We're in the midst of a food race that is as deadly to us and to the world around us as the arms race was. In some ways it's even more deadly, because, after all, we and the Soviets never actually unleashed all the weapons we created. The catastrophe didn't come to pass.
And as far as I know, not a single species became extinct as a result of the arms race. It's quite different with the food race. It's estimated that upwards of two hundred species a day are being forced into extinction by the inexorable expansion of our population.
Right now—and I want to leave you with this clear picture—our food race is converting our planet's biomass into HUMAN mass. This is what happens when we clear a piece of land of wildlife and replant it with human crops. This land was supporting a biomass comprising hundreds of thousands of species and tens of millions of individuals. Now all the productivity of that land is being turned into human mass, literally into human flesh. Every day all over the world diversity is disappearing as more and more of our planet's biomass is being turned into human mass. This is what the food race is about. This is EXACTLY what the food race is about: Every year turning more of our planet's biomass into human mass.
The arms race could only be ended in two ways. It could be ended by a catastrophe, a nuclear holocaust. Or the participants could walk away from it.
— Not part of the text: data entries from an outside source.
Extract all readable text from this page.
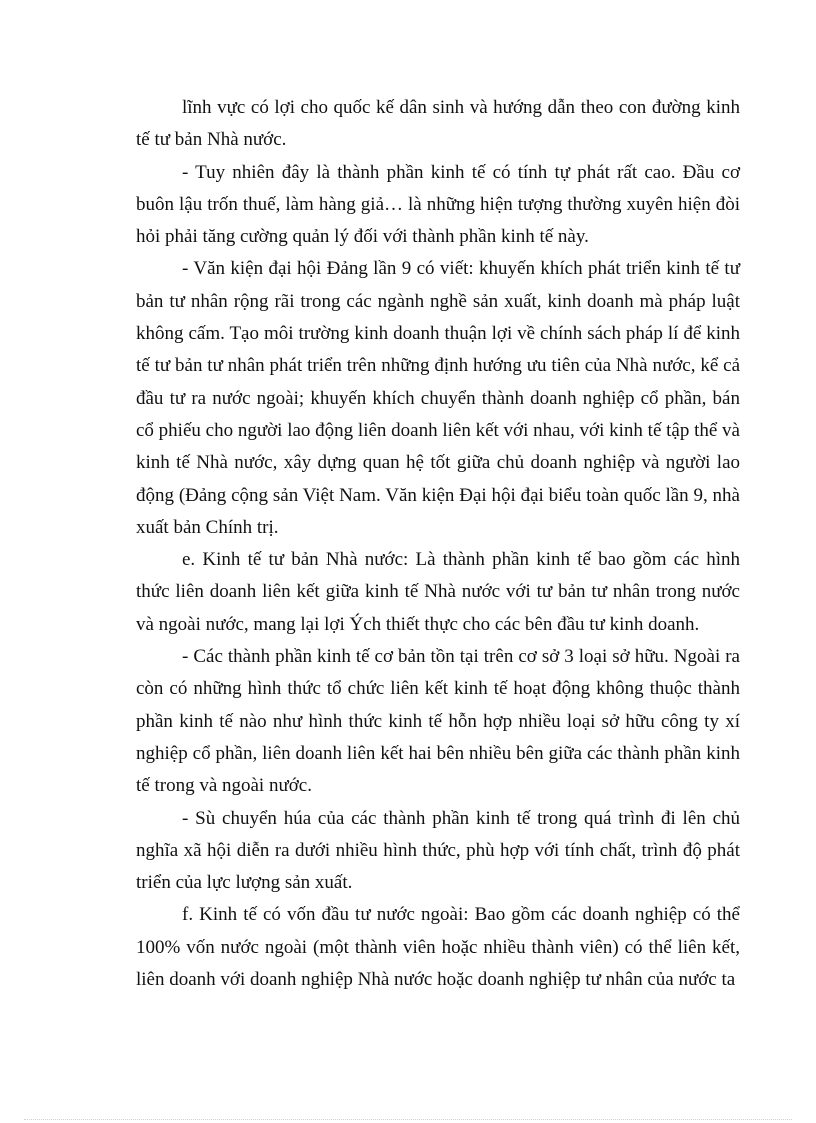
lĩnh vực có lợi cho quốc kế dân sinh và hướng dẫn theo con đường kinh tế tư bản Nhà nước.

- Tuy nhiên đây là thành phần kinh tế có tính tự phát rất cao. Đầu cơ buôn lậu trốn thuế, làm hàng giả… là những hiện tượng thường xuyên hiện đòi hỏi phải tăng cường quản lý đối với thành phần kinh tế này.

- Văn kiện đại hội Đảng lần 9 có viết: khuyến khích phát triển kinh tế tư bản tư nhân rộng rãi trong các ngành nghề sản xuất, kinh doanh mà pháp luật không cấm. Tạo môi trường kinh doanh thuận lợi về chính sách pháp lí để kinh tế tư bản tư nhân phát triển trên những định hướng ưu tiên của Nhà nước, kể cả đầu tư ra nước ngoài; khuyến khích chuyển thành doanh nghiệp cổ phần, bán cổ phiếu cho người lao động liên doanh liên kết với nhau, với kinh tế tập thể và kinh tế Nhà nước, xây dựng quan hệ tốt giữa chủ doanh nghiệp và người lao động (Đảng cộng sản Việt Nam. Văn kiện Đại hội đại biểu toàn quốc lần 9, nhà xuất bản Chính trị.

e. Kinh tế tư bản Nhà nước: Là thành phần kinh tế bao gồm các hình thức liên doanh liên kết giữa kinh tế Nhà nước với tư bản tư nhân trong nước và ngoài nước, mang lại lợi Ých thiết thực cho các bên đầu tư kinh doanh.

- Các thành phần kinh tế cơ bản tồn tại trên cơ sở 3 loại sở hữu. Ngoài ra còn có những hình thức tổ chức liên kết kinh tế hoạt động không thuộc thành phần kinh tế nào như hình thức kinh tế hỗn hợp nhiều loại sở hữu công ty xí nghiệp cổ phần, liên doanh liên kết hai bên nhiều bên giữa các thành phần kinh tế trong và ngoài nước.

- Sù chuyển húa của các thành phần kinh tế trong quá trình đi lên chủ nghĩa xã hội diễn ra dưới nhiều hình thức, phù hợp với tính chất, trình độ phát triển của lực lượng sản xuất.

f. Kinh tế có vốn đầu tư nước ngoài: Bao gồm các doanh nghiệp có thể 100% vốn nước ngoài (một thành viên hoặc nhiều thành viên) có thể liên kết, liên doanh với doanh nghiệp Nhà nước hoặc doanh nghiệp tư nhân của nước ta
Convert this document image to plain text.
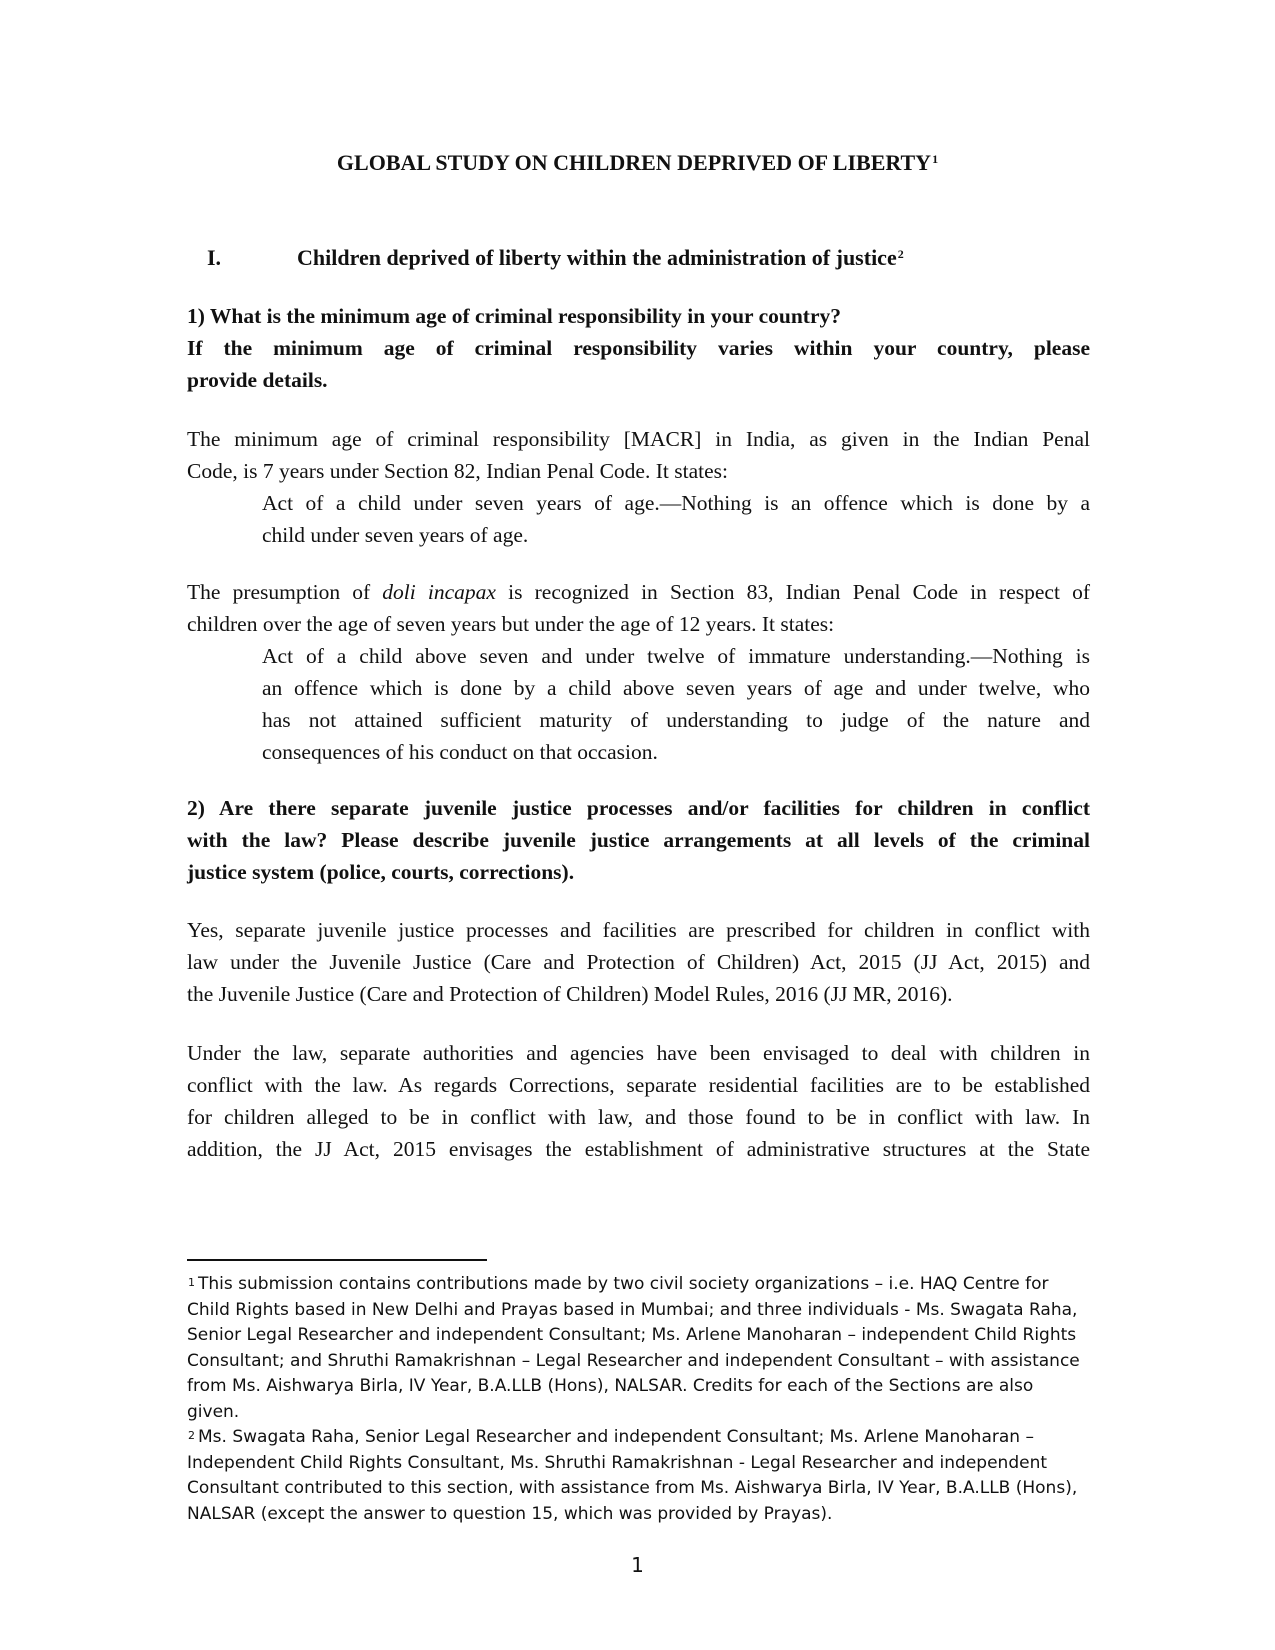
GLOBAL STUDY ON CHILDREN DEPRIVED OF LIBERTY$^1$
I.	Children deprived of liberty within the administration of justice$^2$
1) What is the minimum age of criminal responsibility in your country?
If the minimum age of criminal responsibility varies within your country, please
provide details.
The minimum age of criminal responsibility [MACR] in India, as given in the Indian Penal
Code, is 7 years under Section 82, Indian Penal Code. It states:
Act of a child under seven years of age.—Nothing is an offence which is done by a
child under seven years of age.
The presumption of doli incapax is recognized in Section 83, Indian Penal Code in respect of
children over the age of seven years but under the age of 12 years. It states:
Act of a child above seven and under twelve of immature understanding.—Nothing is
an offence which is done by a child above seven years of age and under twelve, who
has not attained sufficient maturity of understanding to judge of the nature and
consequences of his conduct on that occasion.
2) Are there separate juvenile justice processes and/or facilities for children in conflict
with the law? Please describe juvenile justice arrangements at all levels of the criminal
justice system (police, courts, corrections).
Yes, separate juvenile justice processes and facilities are prescribed for children in conflict with
law under the Juvenile Justice (Care and Protection of Children) Act, 2015 (JJ Act, 2015) and
the Juvenile Justice (Care and Protection of Children) Model Rules, 2016 (JJ MR, 2016).
Under the law, separate authorities and agencies have been envisaged to deal with children in
conflict with the law. As regards Corrections, separate residential facilities are to be established
for children alleged to be in conflict with law, and those found to be in conflict with law. In
addition, the JJ Act, 2015 envisages the establishment of administrative structures at the State
$^1$ This submission contains contributions made by two civil society organizations – i.e. HAQ Centre for
Child Rights based in New Delhi and Prayas based in Mumbai; and three individuals - Ms. Swagata Raha,
Senior Legal Researcher and independent Consultant; Ms. Arlene Manoharan – independent Child Rights
Consultant; and Shruthi Ramakrishnan – Legal Researcher and independent Consultant – with assistance
from Ms. Aishwarya Birla, IV Year, B.A.LLB (Hons), NALSAR. Credits for each of the Sections are also given.
$^2$ Ms. Swagata Raha, Senior Legal Researcher and independent Consultant; Ms. Arlene Manoharan –
Independent Child Rights Consultant, Ms. Shruthi Ramakrishnan - Legal Researcher and independent
Consultant contributed to this section, with assistance from Ms. Aishwarya Birla, IV Year, B.A.LLB (Hons),
NALSAR (except the answer to question 15, which was provided by Prayas).
1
Luckily, that's what happened: The Soviets called it quits—and there was no catastrophe.
The race between food and population is the same. It can be ended by catastrophe, when simply too much of our planet's biomass is tied up in humans, and fundamental ecological systems collapse. And if we refuse to abandon the race, it will end that way—probably not in my lifetime, but very probably in the lifetime of many of you. But the race doesn't have to end that way. It can end the way the arms race ended, by people simply walking away from it. We can say, "We understand now that there can be no final triumph of food over population. This is because every single win made on the side of food is answered by a win on the side of population. It has to be that way, it always HAS been that way, and we can see that it's never going to STOP being that way."
The strange thing is that many people HATE hearing all this—yet I'm clearly pointing out a path of possibility and hope. I'm not a doom merchant, my compass is set firmly on success. Our population explosion is a problem we CAN get a handle on, provided we all start reaching for it with that third hand.